Obviously that doesn’t make sense, on the surface, but what happens is this: when we IMAGINE a danger, if we can imagine a way to get out that of danger, that takes care of the problem.

Example: if you imagine a car coming at you, you don’t just get stuck with that image and next imagine a crash and death. No, you imagine turning the wheel and escaping. You omit, however, the thought of a trailer-truck or guardrail or trees blocking your escape route. All it takes is just ONE ‘relief’ image.

The problem with flying is that there is a one in several million chance of fatality. And you have no control. When that one chance comes to mind, and you have no ‘relief’ image, you get anxiety.

Thus, you avoid doing the activity that is actually safer because the activity that is less safe doesn’t cause the anxiety response, because you have a ‘relief’ image you can bring to bear.

Then, the next step is to seek to rationally justify that. Still, the logic has to be addressed:

It isn’t perfect, and with financial pressures, I think the trends are not good. That is why I think it is wise to choose an airline where the captain has the backing of a union which allows him or her to make safety decisions without having to worry about losing his or her job.

Regarding the wind shear, and your belief that the cockpit crew willfully and negligently attempted to land instead of diverting.

Wind shear has been with us since the Wright brothers, and it was not until the Pan Am crash in New Orleans in 1982 that we learned that wind shear COULD POSSIBLY be of a magnitude that could take an airplane down.

After that, all of us were trained in the simulator – with the winds from that crash programmed into the sim – to fly successfully through those conditions. BUT we were also trained to recognize those conditions and – IF they were hazardous – to avoid them. If the wind shear present was not dangerous, we simply made adjustments for it.

Because of training and doppler radar to detect dangerous wind shear, it is just not a problem anymore. In spite of that, you regard yourself as having had your life threatened, which is not the case. But not realizing your safety was well taken care of, you were led to think, as you said, ‘My position is that cockpit and cabin crews take a cavalier attitude toward threatening flying conditions.’ The closest thing to a cavalier attitude is that we KNOW turbulence is not a problem, so we don’t cancel a flight due to turbulence. You, it appears, believe turbulence is life threatening. It isn’t, so there was no irresponsibility on that score.

You were never in any danger whatsoever. It is your interpretation that is the problem. Whether you can accept that (remember cognitive dissonance) is the question.
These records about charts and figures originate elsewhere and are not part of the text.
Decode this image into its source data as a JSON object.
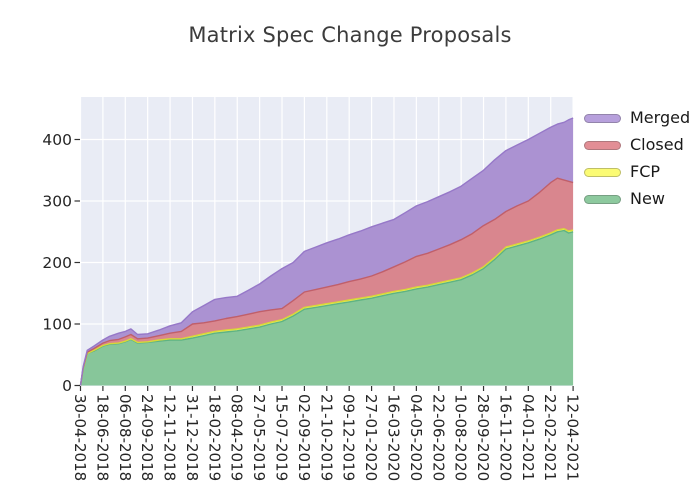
{
  "title": "Matrix Spec Change Proposals",
  "colors": {
    "plot_bg": "#e9ecf5",
    "grid": "#ffffff",
    "tick_mark": "#333333",
    "tick_text": "#262626",
    "title_text": "#3c3c3c"
  },
  "chart_data": {
    "type": "area",
    "stacked": true,
    "title": "Matrix Spec Change Proposals",
    "xlabel": "",
    "ylabel": "",
    "grid": true,
    "legend_position": "outside-right-top",
    "y_ticks": [
      0,
      100,
      200,
      300,
      400
    ],
    "ylim": [
      0,
      467
    ],
    "x_tick_labels": [
      "30-04-2018",
      "18-06-2018",
      "06-08-2018",
      "24-09-2018",
      "12-11-2018",
      "31-12-2018",
      "18-02-2019",
      "08-04-2019",
      "27-05-2019",
      "15-07-2019",
      "02-09-2019",
      "21-10-2019",
      "09-12-2019",
      "27-01-2020",
      "16-03-2020",
      "04-05-2020",
      "22-06-2020",
      "10-08-2020",
      "28-09-2020",
      "16-11-2020",
      "04-01-2021",
      "22-02-2021",
      "12-04-2021"
    ],
    "legend": [
      {
        "label": "Merged",
        "color": "#b7a0dc"
      },
      {
        "label": "Closed",
        "color": "#e28e95"
      },
      {
        "label": "FCP",
        "color": "#fbfb74"
      },
      {
        "label": "New",
        "color": "#8dc99e"
      }
    ],
    "series_order_bottom_to_top": [
      "New",
      "FCP",
      "Closed",
      "Merged"
    ],
    "t": [
      0,
      0.12,
      0.3,
      0.6,
      1,
      1.3,
      1.7,
      2,
      2.25,
      2.55,
      3,
      3.5,
      4,
      4.5,
      5,
      5.5,
      6,
      6.5,
      7,
      7.5,
      8,
      8.5,
      9,
      9.5,
      10,
      10.5,
      11,
      11.5,
      12,
      12.5,
      13,
      13.5,
      14,
      14.5,
      15,
      15.5,
      16,
      16.5,
      17,
      17.5,
      18,
      18.5,
      19,
      19.5,
      20,
      20.5,
      21,
      21.3,
      21.6,
      21.8,
      22
    ],
    "series": [
      {
        "name": "New",
        "fill": "#87c69a",
        "edge": "#5eb383",
        "values": [
          0,
          28,
          52,
          56,
          64,
          67,
          68,
          71,
          75,
          69,
          70,
          72,
          74,
          74,
          77,
          81,
          85,
          87,
          89,
          92,
          95,
          100,
          104,
          113,
          124,
          127,
          130,
          133,
          136,
          139,
          142,
          146,
          150,
          153,
          157,
          160,
          164,
          168,
          172,
          180,
          190,
          205,
          222,
          227,
          232,
          238,
          245,
          250,
          252,
          248,
          250
        ]
      },
      {
        "name": "FCP",
        "fill": "#f4f464",
        "edge": "#d8d838",
        "values": [
          0,
          0,
          0,
          1,
          1,
          1,
          1,
          1,
          1,
          1,
          1,
          2,
          2,
          2,
          3,
          3,
          3,
          3,
          3,
          3,
          3,
          3,
          3,
          3,
          3,
          3,
          3,
          3,
          3,
          3,
          3,
          3,
          3,
          3,
          3,
          3,
          3,
          3,
          3,
          3,
          3,
          3,
          3,
          3,
          3,
          3,
          3,
          3,
          3,
          3,
          3
        ]
      },
      {
        "name": "Closed",
        "fill": "#d9868e",
        "edge": "#c05f6a",
        "values": [
          0,
          1,
          2,
          3,
          4,
          5,
          6,
          7,
          7,
          6,
          6,
          7,
          9,
          12,
          20,
          18,
          17,
          19,
          20,
          21,
          22,
          20,
          18,
          22,
          25,
          26,
          27,
          28,
          30,
          31,
          33,
          36,
          40,
          45,
          50,
          52,
          55,
          58,
          62,
          64,
          67,
          62,
          58,
          62,
          65,
          73,
          82,
          84,
          79,
          81,
          77
        ]
      },
      {
        "name": "Merged",
        "fill": "#ab92d2",
        "edge": "#9678c8",
        "values": [
          0,
          2,
          3,
          4,
          5,
          7,
          10,
          9,
          9,
          7,
          7,
          9,
          12,
          14,
          20,
          28,
          35,
          34,
          33,
          39,
          45,
          55,
          65,
          62,
          66,
          69,
          72,
          74,
          76,
          78,
          80,
          79,
          77,
          80,
          82,
          84,
          85,
          86,
          87,
          90,
          90,
          97,
          99,
          99,
          100,
          96,
          90,
          88,
          94,
          100,
          105
        ]
      }
    ]
  }
}
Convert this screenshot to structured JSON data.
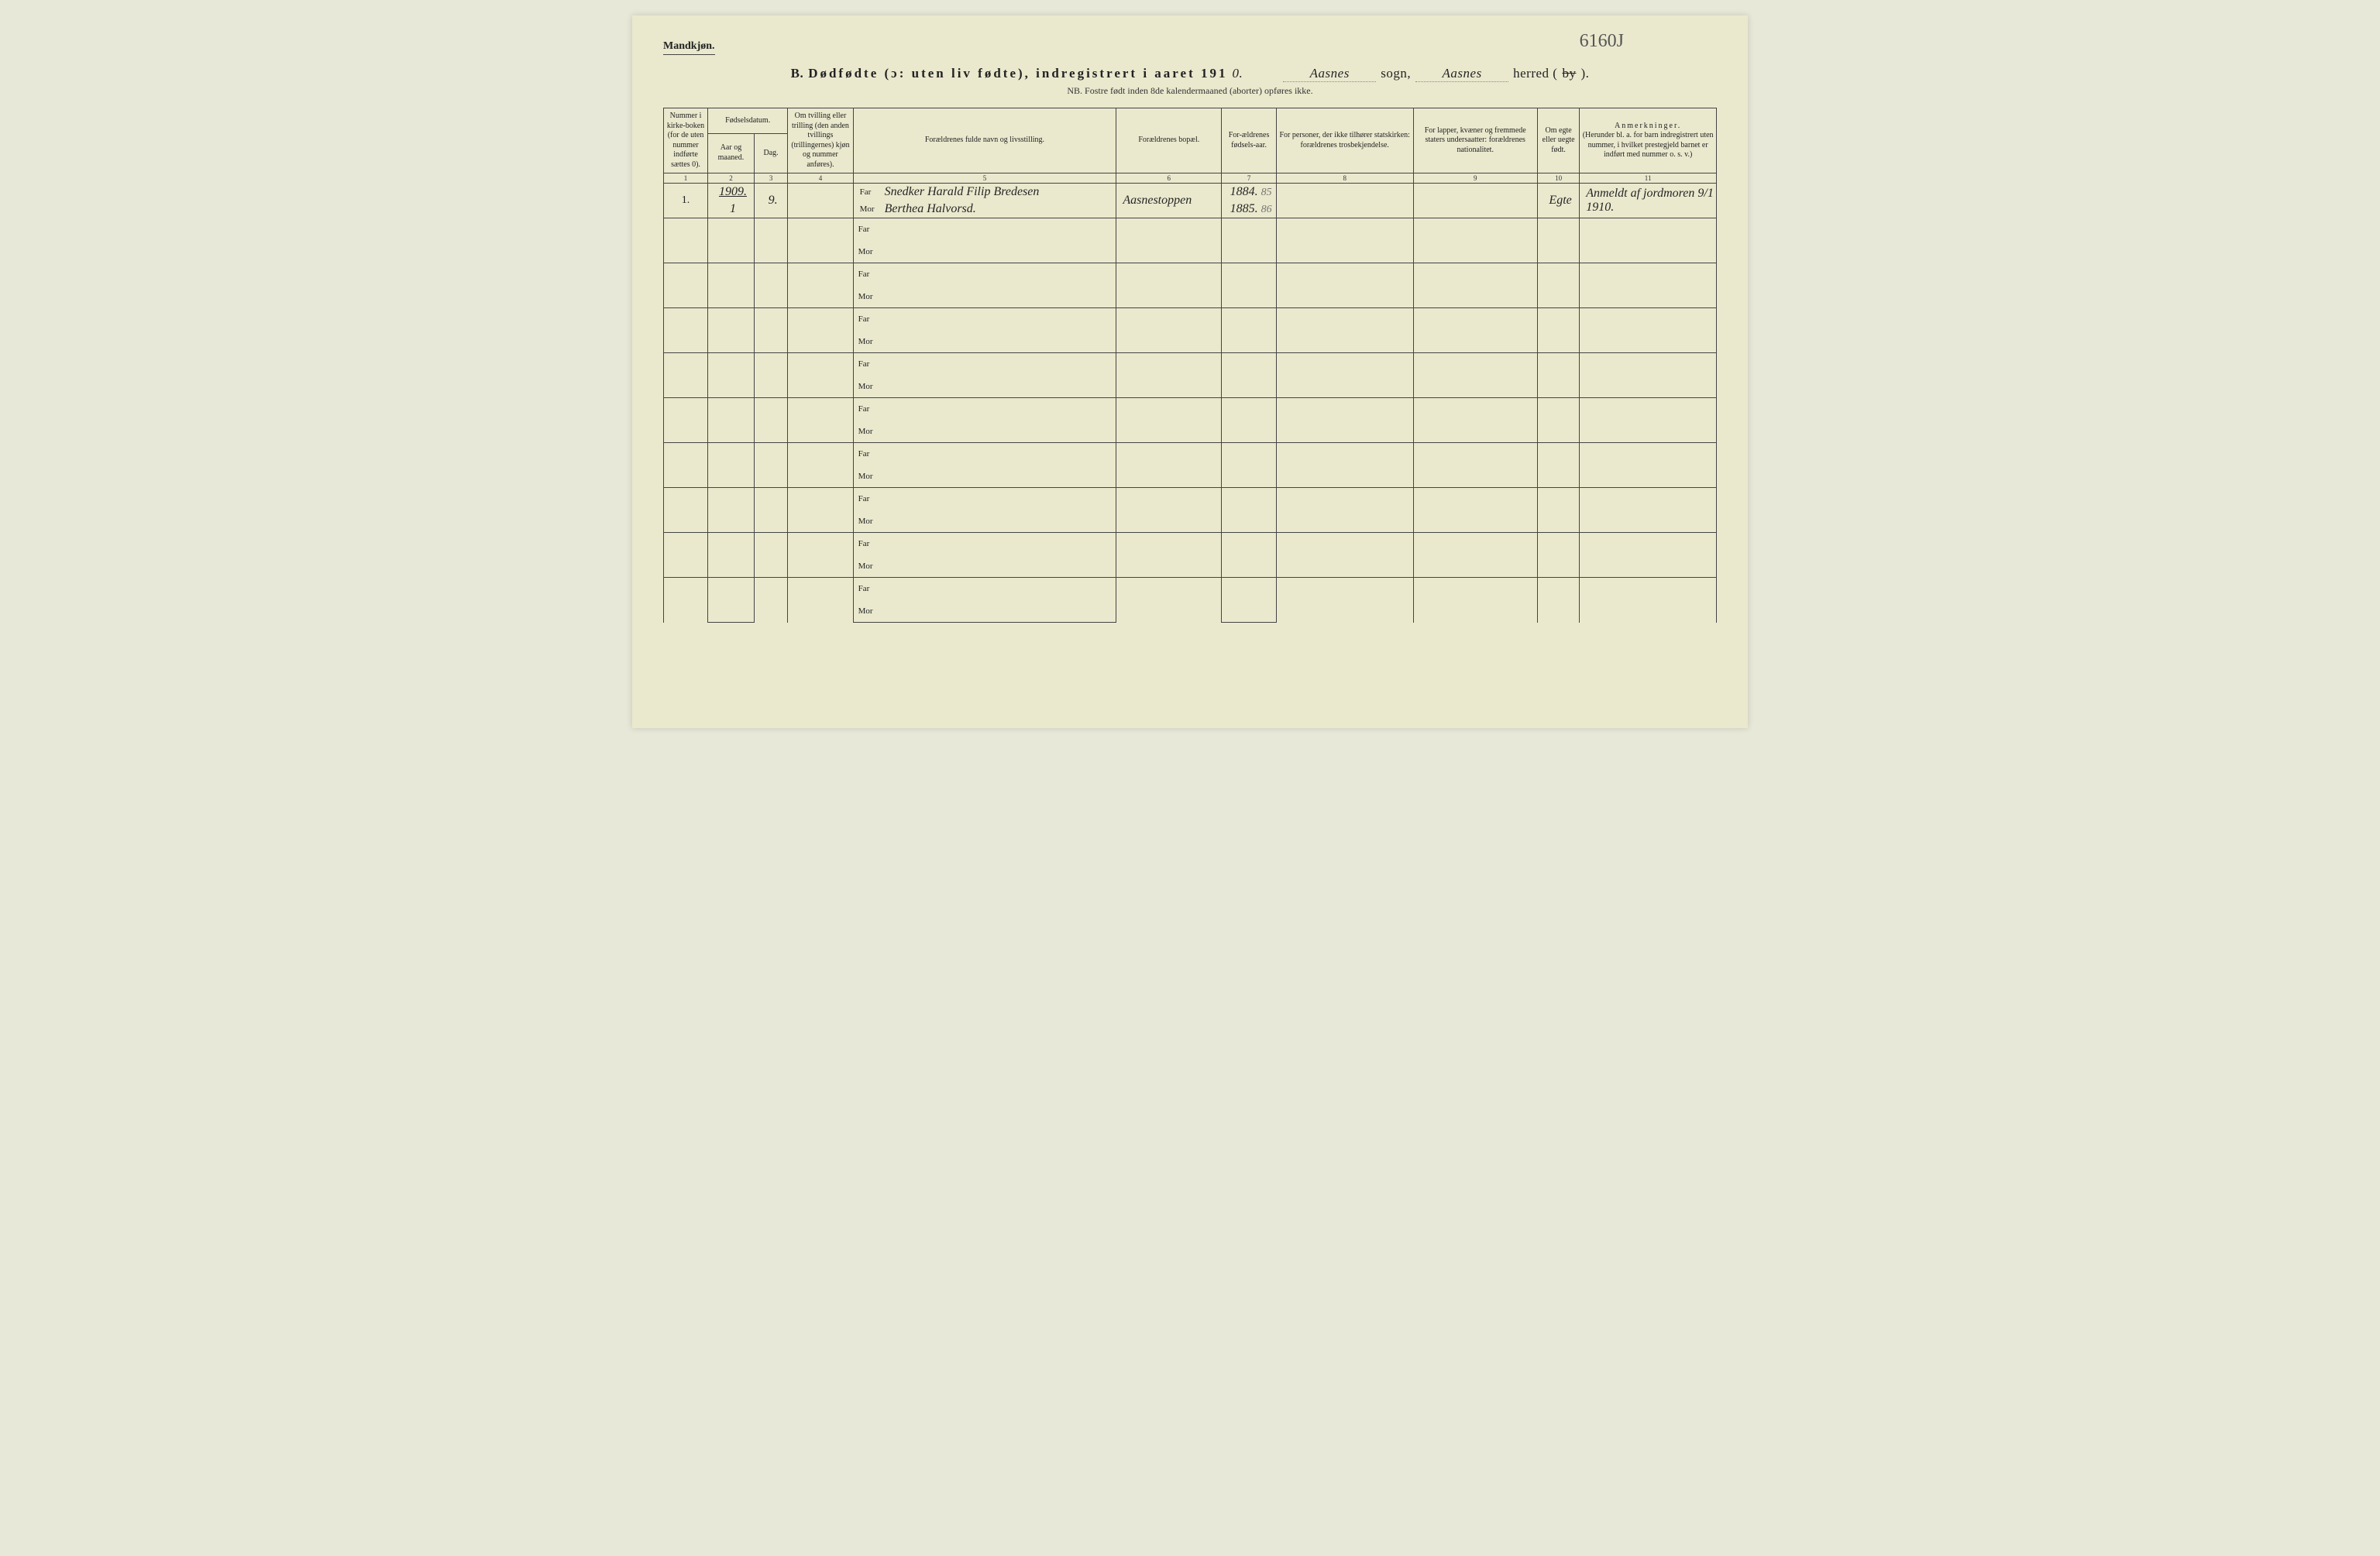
{
  "page": {
    "background_color": "#eae9ce",
    "border_color": "#444444",
    "text_color": "#222222",
    "handwriting_color": "#252525",
    "pencil_color": "#777777"
  },
  "corner_label": "Mandkjøn.",
  "pencil_archive_code": "6160J",
  "title": {
    "prefix": "B.",
    "main": "Dødfødte (ɔ: uten liv fødte), indregistrert i aaret 191",
    "year_suffix_handwritten": "0.",
    "sogn_handwritten": "Aasnes",
    "label_sogn": "sogn,",
    "herred_handwritten": "Aasnes",
    "label_herred_pre": "herred (",
    "label_herred_strike": "by",
    "label_herred_post": ")."
  },
  "sub_note": "NB. Fostre født inden 8de kalendermaaned (aborter) opføres ikke.",
  "columns": {
    "c1": "Nummer i kirke-boken (for de uten nummer indførte sættes 0).",
    "c2_group": "Fødselsdatum.",
    "c2a": "Aar og maaned.",
    "c2b": "Dag.",
    "c4": "Om tvilling eller trilling (den anden tvillings (trillingernes) kjøn og nummer anføres).",
    "c5": "Forældrenes fulde navn og livsstilling.",
    "c6": "Forældrenes bopæl.",
    "c7": "For-ældrenes fødsels-aar.",
    "c8": "For personer, der ikke tilhører statskirken: forældrenes trosbekjendelse.",
    "c9": "For lapper, kvæner og fremmede staters undersaatter: forældrenes nationalitet.",
    "c10": "Om egte eller uegte født.",
    "c11_head": "Anmerkninger.",
    "c11_sub": "(Herunder bl. a. for barn indregistrert uten nummer, i hvilket prestegjeld barnet er indført med nummer o. s. v.)"
  },
  "column_numbers": [
    "1",
    "2",
    "3",
    "4",
    "5",
    "6",
    "7",
    "8",
    "9",
    "10",
    "11"
  ],
  "role_labels": {
    "far": "Far",
    "mor": "Mor"
  },
  "rows": [
    {
      "num": "1.",
      "year_month": "1909.",
      "month_line2": "1",
      "day": "9.",
      "twin": "",
      "far_name": "Snedker Harald Filip Bredesen",
      "mor_name": "Berthea Halvorsd.",
      "residence": "Aasnestoppen",
      "far_birth": "1884.",
      "far_birth_pencil": "85",
      "mor_birth": "1885.",
      "mor_birth_pencil": "86",
      "faith": "",
      "nationality": "",
      "legitimacy": "Egte",
      "remarks": "Anmeldt af jordmoren 9/1 1910."
    }
  ],
  "empty_row_count": 9,
  "column_widths_pct": [
    4.2,
    4.4,
    3.2,
    6.2,
    25.0,
    10.0,
    5.2,
    13.0,
    11.8,
    4.0,
    13.0
  ],
  "font_sizes": {
    "title": 17,
    "header": 10,
    "subnote": 12,
    "hand": 16
  }
}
And if you can entertain the possibility that you are incorrect in your assessment, that then opens the door to addressing your response. In other words, it is much less distressing to think of the problem as being ‘out there’ with the airline than ‘in here’ with my psychological response.

An honest appraisal would suggest there are problems out there and in here. Yes, airline management can be unscrupulous. But – problems out there as they are – the track record is (still) good. It it not – and not even close – to the point where the public is demanding improvement.
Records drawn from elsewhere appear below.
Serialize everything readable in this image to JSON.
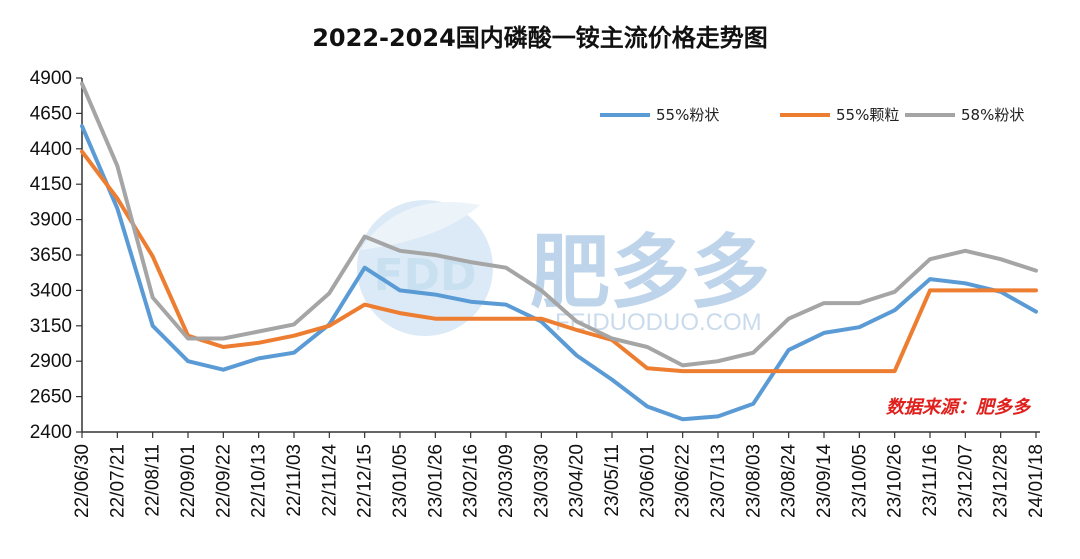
{
  "chart_data": {
    "type": "line",
    "title": "2022-2024国内磷酸一铵主流价格走势图",
    "source_note": "数据来源：肥多多",
    "watermark": {
      "brand": "肥多多",
      "logo_text": "FDD",
      "url": "FEIDUODUO.COM"
    },
    "ylim": [
      2400,
      4900
    ],
    "yticks": [
      2400,
      2650,
      2900,
      3150,
      3400,
      3650,
      3900,
      4150,
      4400,
      4650,
      4900
    ],
    "xticks": [
      "22/06/30",
      "22/07/21",
      "22/08/11",
      "22/09/01",
      "22/09/22",
      "22/10/13",
      "22/11/03",
      "22/11/24",
      "22/12/15",
      "23/01/05",
      "23/01/26",
      "23/02/16",
      "23/03/09",
      "23/03/30",
      "23/04/20",
      "23/05/11",
      "23/06/01",
      "23/06/22",
      "23/07/13",
      "23/08/03",
      "23/08/24",
      "23/09/14",
      "23/10/05",
      "23/10/26",
      "23/11/16",
      "23/12/07",
      "23/12/28",
      "24/01/18"
    ],
    "grid": false,
    "legend_position": "top-right",
    "series": [
      {
        "name": "55%粉状",
        "color": "#5b9bd5",
        "x": [
          0,
          1,
          2,
          3,
          4,
          5,
          6,
          7,
          8,
          9,
          10,
          11,
          12,
          13,
          14,
          15,
          16,
          17,
          18,
          19,
          20,
          21,
          22,
          23,
          24,
          25,
          26,
          27
        ],
        "values": [
          4560,
          3980,
          3150,
          2900,
          2840,
          2920,
          2960,
          3160,
          3560,
          3400,
          3370,
          3320,
          3300,
          3180,
          2940,
          2770,
          2580,
          2490,
          2510,
          2600,
          2980,
          3100,
          3140,
          3260,
          3480,
          3450,
          3390,
          3250
        ]
      },
      {
        "name": "55%颗粒",
        "color": "#ed7d31",
        "x": [
          0,
          1,
          2,
          3,
          4,
          5,
          6,
          7,
          8,
          9,
          10,
          11,
          12,
          13,
          14,
          15,
          16,
          17,
          18,
          19,
          20,
          21,
          22,
          23,
          24,
          25,
          26,
          27
        ],
        "values": [
          4380,
          4050,
          3640,
          3080,
          3000,
          3030,
          3080,
          3150,
          3300,
          3240,
          3200,
          3200,
          3200,
          3200,
          3120,
          3050,
          2850,
          2830,
          2830,
          2830,
          2830,
          2830,
          2830,
          2830,
          3400,
          3400,
          3400,
          3400
        ]
      },
      {
        "name": "58%粉状",
        "color": "#a5a5a5",
        "x": [
          0,
          1,
          2,
          3,
          4,
          5,
          6,
          7,
          8,
          9,
          10,
          11,
          12,
          13,
          14,
          15,
          16,
          17,
          18,
          19,
          20,
          21,
          22,
          23,
          24,
          25,
          26,
          27
        ],
        "values": [
          4860,
          4280,
          3350,
          3060,
          3060,
          3110,
          3160,
          3380,
          3780,
          3680,
          3650,
          3600,
          3560,
          3400,
          3180,
          3060,
          3000,
          2870,
          2900,
          2960,
          3200,
          3310,
          3310,
          3390,
          3620,
          3680,
          3620,
          3540
        ]
      }
    ]
  }
}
The difficulty with anxiety comes from, whether this feels good or not, very, very early relationships. It is our earliest caretakers who train us to expect to be responded to, to be calmed easily, etc.

When we didn’t get the very best of that, anxiety is an issue. It is an issue we can repair, but it takes willingness to address the issue ‘in here’.

Note to the reader: if this rings a bell with you . . . if you have been avoiding doing something about flight anxiety because of ‘cognitive dissonance’, . . because the problem is only ‘out there’ – not ‘in here’, maybe personal growth lies in the direction of flexibility of thought.